If you haven’t already, you’ll probably be faced with underperforming team members at multiple points during your journey as a manager. Today, we’re going to talk about the various areas that commonly cause someone to underperform and therefore, where you can focus your efforts as a manager.
Whilst every team member is different, there are only so many broad areas of underperformance (and therefore, areas to improve). So as time goes on, you’ll probably encounter these areas and become more confident in spotting them and dealing with them.
If you haven’t encountered these just yet, you should get ahead of the game and start to learn more about them and how they can cause a team member to struggle in their role.
Right, let’s look at a few of the most common areas of improvement for a team member who is underperforming at work.
This is often one of the most obvious ways in which you spot that a team member is underperforming. Deliverables are often very tangible, whether it is a piece of copy, a design, a program or a strategy document – they are all very visible and you’ll know what good looks like for this kind of work.
The good thing about this area of improvement is that there are often an objective set of standards that you can point towards in order to demonstrate what improvement looks like.
For example, when copywriting, basic standards such as spelling and grammar will apply. For web development, the fast loading of a newly developed website or webpage is an objectively good standard to hit. For consultants, arriving on time for all meetings is probably going to be a standard that is expected from everyone.
So, the question for you becomes – what are the objective standards and non-negotiable elements of deliverables for your type of work?
Write them down and ask you most senior team members (and your own manager) if you’re being fair in expecting these standards to be adhered to. Once you’ve done this, you need to be clear about them with all team members and communicate them effectively.
This means that when the inevitable happens, and a team member is underperforming due to their deliverables, you have a clear set of standards to speak to them about and give concrete feedback on how to improve.

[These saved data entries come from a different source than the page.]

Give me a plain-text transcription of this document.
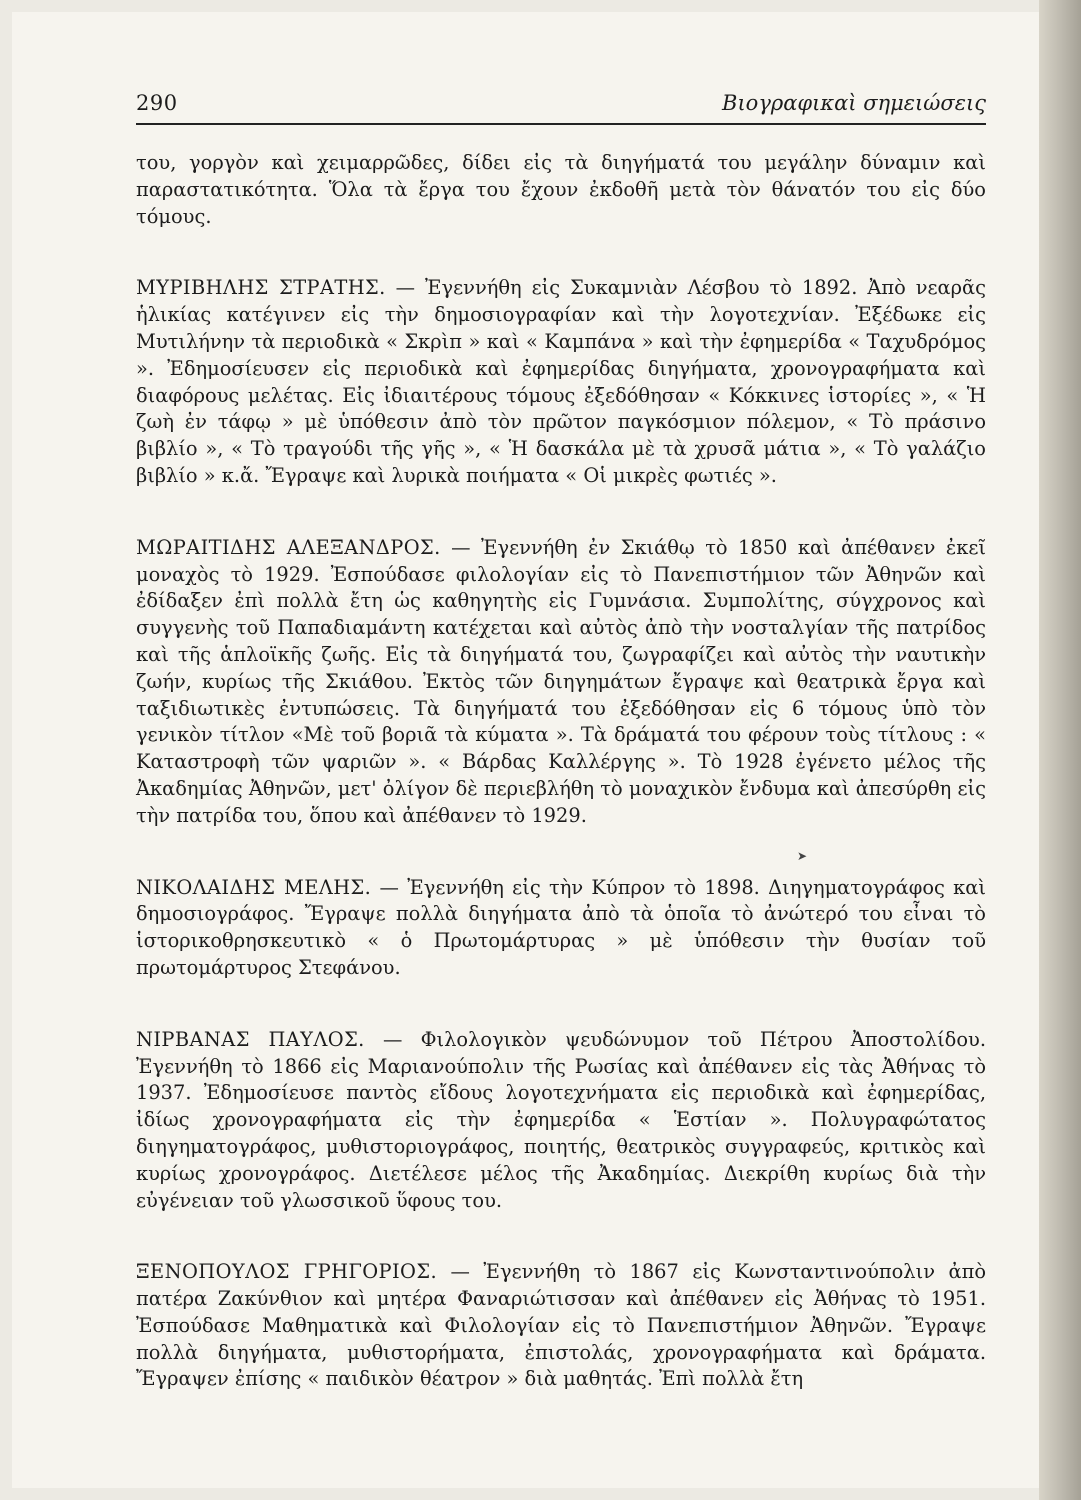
290	Βιογραφικαὶ σημειώσεις

του, γοργὸν καὶ χειμαρρῶδες, δίδει εἰς τὰ διηγήματά του μεγάλην δύναμιν καὶ παραστατικότητα. Ὅλα τὰ ἔργα του ἔχουν ἐκδοθῆ μετὰ τὸν θάνατόν του εἰς δύο τόμους.

ΜΥΡΙΒΗΛΗΣ ΣΤΡΑΤΗΣ. — Ἐγεννήθη εἰς Συκαμνιὰν Λέσβου τὸ 1892. Ἀπὸ νεαρᾶς ἡλικίας κατέγινεν εἰς τὴν δημοσιογραφίαν καὶ τὴν λογοτεχνίαν. Ἐξέδωκε εἰς Μυτιλήνην τὰ περιοδικὰ « Σκρὶπ » καὶ « Καμπάνα » καὶ τὴν ἐφημερίδα « Ταχυδρόμος ». Ἐδημοσίευσεν εἰς περιοδικὰ καὶ ἐφημερίδας διηγήματα, χρονογραφήματα καὶ διαφόρους μελέτας. Εἰς ἰδιαιτέρους τόμους ἐξεδόθησαν « Κόκκινες ἱστορίες », « Ἡ ζωὴ ἐν τάφῳ » μὲ ὑπόθεσιν ἀπὸ τὸν πρῶτον παγκόσμιον πόλεμον, « Τὸ πράσινο βιβλίο », « Τὸ τραγούδι τῆς γῆς », « Ἡ δασκάλα μὲ τὰ χρυσᾶ μάτια », « Τὸ γαλάζιο βιβλίο » κ.ἄ. Ἔγραψε καὶ λυρικὰ ποιήματα « Οἱ μικρὲς φωτιές ».

ΜΩΡΑΙΤΙΔΗΣ ΑΛΕΞΑΝΔΡΟΣ. — Ἐγεννήθη ἐν Σκιάθῳ τὸ 1850 καὶ ἀπέθανεν ἐκεῖ μοναχὸς τὸ 1929. Ἐσπούδασε φιλολογίαν εἰς τὸ Πανεπιστήμιον τῶν Ἀθηνῶν καὶ ἐδίδαξεν ἐπὶ πολλὰ ἔτη ὡς καθηγητὴς εἰς Γυμνάσια. Συμπολίτης, σύγχρονος καὶ συγγενὴς τοῦ Παπαδιαμάντη κατέχεται καὶ αὐτὸς ἀπὸ τὴν νοσταλγίαν τῆς πατρίδος καὶ τῆς ἁπλοϊκῆς ζωῆς. Εἰς τὰ διηγήματά του, ζωγραφίζει καὶ αὐτὸς τὴν ναυτικὴν ζωήν, κυρίως τῆς Σκιάθου. Ἐκτὸς τῶν διηγημάτων ἔγραψε καὶ θεατρικὰ ἔργα καὶ ταξιδιωτικὲς ἐντυπώσεις. Τὰ διηγήματά του ἐξεδόθησαν εἰς 6 τόμους ὑπὸ τὸν γενικὸν τίτλον «Μὲ τοῦ βοριᾶ τὰ κύματα ». Τὰ δράματά του φέρουν τοὺς τίτλους : « Καταστροφὴ τῶν ψαριῶν ». « Βάρδας Καλλέργης ». Τὸ 1928 ἐγένετο μέλος τῆς Ἀκαδημίας Ἀθηνῶν, μετ' ὀλίγον δὲ περιεβλήθη τὸ μοναχικὸν ἔνδυμα καὶ ἀπεσύρθη εἰς τὴν πατρίδα του, ὅπου καὶ ἀπέθανεν τὸ 1929.

ΝΙΚΟΛΑΙΔΗΣ ΜΕΛΗΣ. — Ἐγεννήθη εἰς τὴν Κύπρον τὸ 1898. Διηγηματογράφος καὶ δημοσιογράφος. Ἔγραψε πολλὰ διηγήματα ἀπὸ τὰ ὁποῖα τὸ ἀνώτερό του εἶναι τὸ ἱστορικοθρησκευτικὸ « ὁ Πρωτομάρτυρας » μὲ ὑπόθεσιν τὴν θυσίαν τοῦ πρωτομάρτυρος Στεφάνου.

ΝΙΡΒΑΝΑΣ ΠΑΥΛΟΣ. — Φιλολογικὸν ψευδώνυμον τοῦ Πέτρου Ἀποστολίδου. Ἐγεννήθη τὸ 1866 εἰς Μαριανούπολιν τῆς Ρωσίας καὶ ἀπέθανεν εἰς τὰς Ἀθήνας τὸ 1937. Ἐδημοσίευσε παντὸς εἴδους λογοτεχνήματα εἰς περιοδικὰ καὶ ἐφημερίδας, ἰδίως χρονογραφήματα εἰς τὴν ἐφημερίδα « Ἑστίαν ». Πολυγραφώτατος διηγηματογράφος, μυθιστοριογράφος, ποιητής, θεατρικὸς συγγραφεύς, κριτικὸς καὶ κυρίως χρονογράφος. Διετέλεσε μέλος τῆς Ἀκαδημίας. Διεκρίθη κυρίως διὰ τὴν εὐγένειαν τοῦ γλωσσικοῦ ὕφους του.

ΞΕΝΟΠΟΥΛΟΣ ΓΡΗΓΟΡΙΟΣ. — Ἐγεννήθη τὸ 1867 εἰς Κωνσταντινούπολιν ἀπὸ πατέρα Ζακύνθιον καὶ μητέρα Φαναριώτισσαν καὶ ἀπέθανεν εἰς Ἀθήνας τὸ 1951. Ἐσπούδασε Μαθηματικὰ καὶ Φιλολογίαν εἰς τὸ Πανεπιστήμιον Ἀθηνῶν. Ἔγραψε πολλὰ διηγήματα, μυθιστορήματα, ἐπιστολάς, χρονογραφήματα καὶ δράματα. Ἔγραψεν ἐπίσης « παιδικὸν θέατρον » διὰ μαθητάς. Ἐπὶ πολλὰ ἔτη

➤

If a team member isn’t effectively communicating with you or their team members, it can lead to a multitude of issues, not least underperformance in their role. Not to mention, it can mean problems for other team members too.
Chances are, even a team member who is performing reasonably well can step up the quality of their work and contribution by improving their communication skills.

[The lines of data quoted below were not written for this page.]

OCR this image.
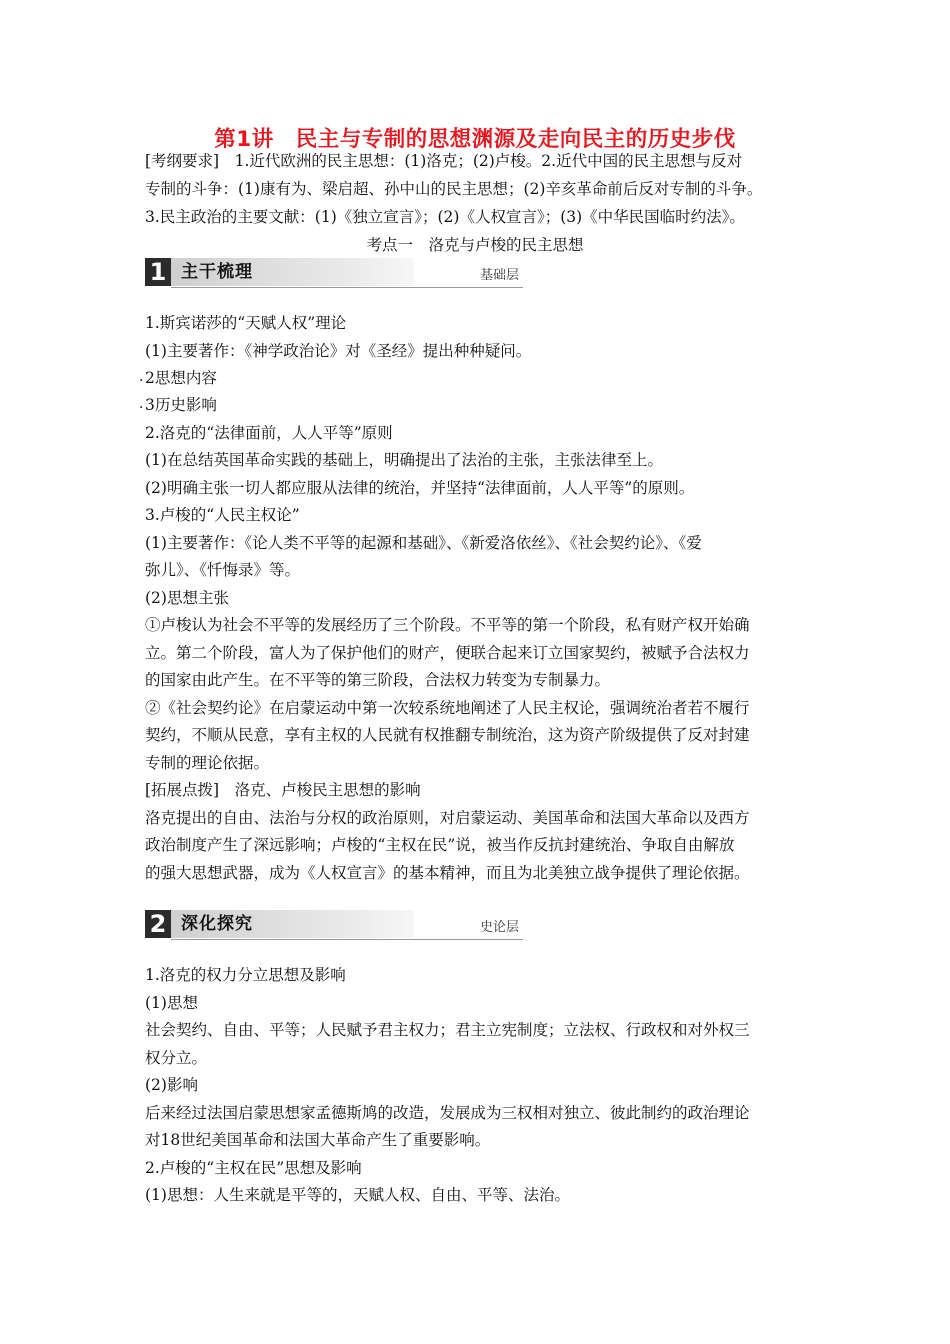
第1讲　民主与专制的思想渊源及走向民主的历史步伐
[考纲要求]　1.近代欧洲的民主思想：(1)洛克；(2)卢梭。2.近代中国的民主思想与反对
专制的斗争：(1)康有为、梁启超、孙中山的民主思想；(2)辛亥革命前后反对专制的斗争。
3.民主政治的主要文献：(1)《独立宣言》；(2)《人权宣言》；(3)《中华民国临时约法》。
考点一　洛克与卢梭的民主思想
1 主干梳理	基础层
1.斯宾诺莎的“天赋人权”理论
(1)主要著作：《神学政治论》对《圣经》提出种种疑问。
· 2思想内容
· 3历史影响
2.洛克的“法律面前，人人平等”原则
(1)在总结英国革命实践的基础上，明确提出了法治的主张，主张法律至上。
(2)明确主张一切人都应服从法律的统治，并坚持“法律面前，人人平等”的原则。
3.卢梭的“人民主权论”
(1)主要著作：《论人类不平等的起源和基础》、《新爱洛依丝》、《社会契约论》、《爱
弥儿》、《忏悔录》等。
(2)思想主张
①卢梭认为社会不平等的发展经历了三个阶段。不平等的第一个阶段，私有财产权开始确
立。第二个阶段，富人为了保护他们的财产，便联合起来订立国家契约，被赋予合法权力
的国家由此产生。在不平等的第三阶段，合法权力转变为专制暴力。
②《社会契约论》在启蒙运动中第一次较系统地阐述了人民主权论，强调统治者若不履行
契约，不顺从民意，享有主权的人民就有权推翻专制统治，这为资产阶级提供了反对封建
专制的理论依据。
[拓展点拨]　洛克、卢梭民主思想的影响
洛克提出的自由、法治与分权的政治原则，对启蒙运动、美国革命和法国大革命以及西方
政治制度产生了深远影响；卢梭的“主权在民”说，被当作反抗封建统治、争取自由解放
的强大思想武器，成为《人权宣言》的基本精神，而且为北美独立战争提供了理论依据。
2 深化探究	史论层
1.洛克的权力分立思想及影响
(1)思想
社会契约、自由、平等；人民赋予君主权力；君主立宪制度；立法权、行政权和对外权三
权分立。
(2)影响
后来经过法国启蒙思想家孟德斯鸠的改造，发展成为三权相对独立、彼此制约的政治理论
对18世纪美国革命和法国大革命产生了重要影响。
2.卢梭的“主权在民”思想及影响
(1)思想：人生来就是平等的，天赋人权、自由、平等、法治。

So, if one of your team members isn’t communicating very well and it’s leading to problems, where do you start?
You start by thinking about the types of communication that are common to your day-to-day work. Chances are, that all communication will fall into one or more of:
- Chat (Slack, Teams etc)
- Video call
- Face to face
There are pros and cons to each of these and each team member may have strengths and weaknesses in each of them too.
Your job as a manager is to understand how well each team member communicates using these various mediums.
How do you do this?
Communicate with them.
Yep, not only can you watch them communicate, you can just ask them.
Personally, I really never liked using the phone when I was younger. I’ve gotten used to it over the years, but it took a good manager to spot this and ask me about it before I started to improve.
Once you’ve understood this, you can start to formulate a plan to help a team member account for any weaknesses or a lack of confidence with various forms of communication.
When it comes to underperforming, don’t underestimate the role that strong communication plays. Take the time to look at their communication style and if you see them struggling, address it quickly and openly to give them a good chance of improving.
Finally, let’s talk about attitude.
This is one of the most difficult areas of underperformance to deal with in some ways because it’s not always very tangible. This isn’t always the case – for example, someone always arriving late for calls or meetings is pretty obvious and is something that you can address.
But what if the behaviour is a bit more subtle, such as appearing not to be concentrating during a meeting? Or appearing to take notes during a meeting but you suspect they are actually processing emails or writing Slack messages?
Fixing these more subtle behaviours can be tricky as a result. But make no mistake, a big root cause of underperforming team members can be their day-to-day behaviours, so this is a big area of improvement for you to focus on.
The first thing to be aware of is that if you’re going to try to improve someone’s behaviour, this is a type of feedback that needs to be considered and thought about before delivering it. It’s very different from giving feedback on a deliverable that has spelling and grammatical errors – the former can be quite subjective, the latter is very objective. Delivering feedback to someone about their behaviour has the potential to blow up and make them upset, even if you’re 100% right to deliver it.
Despite this, the approach to starting to help someone improve in this area is the same – you need to define a set of standards and non-negotiables that you expect from your team when it comes to their behaviour.
For example, you could say the following:
- You expect everyone to welcome feedback and see it as a positive thing.
- You expect everyone to respect work and life boundaries e.g not calling or texting outside work about work matters unless it’s an emergency.
- You expect all team members to actively listen and participate in all calls and meetings.
- No laptops or phones in meetings.
These will all differ by team, but hopefully you see what I mean.
Finally, be open with your team from the start of your relationship with them as a manager that you see behaviours as an area of development and improvement for them. This helps make it less of a surprise when you do spot stuff or see underperformance – you can address it with them knowing that behaviours are fully in your remit to discuss with them.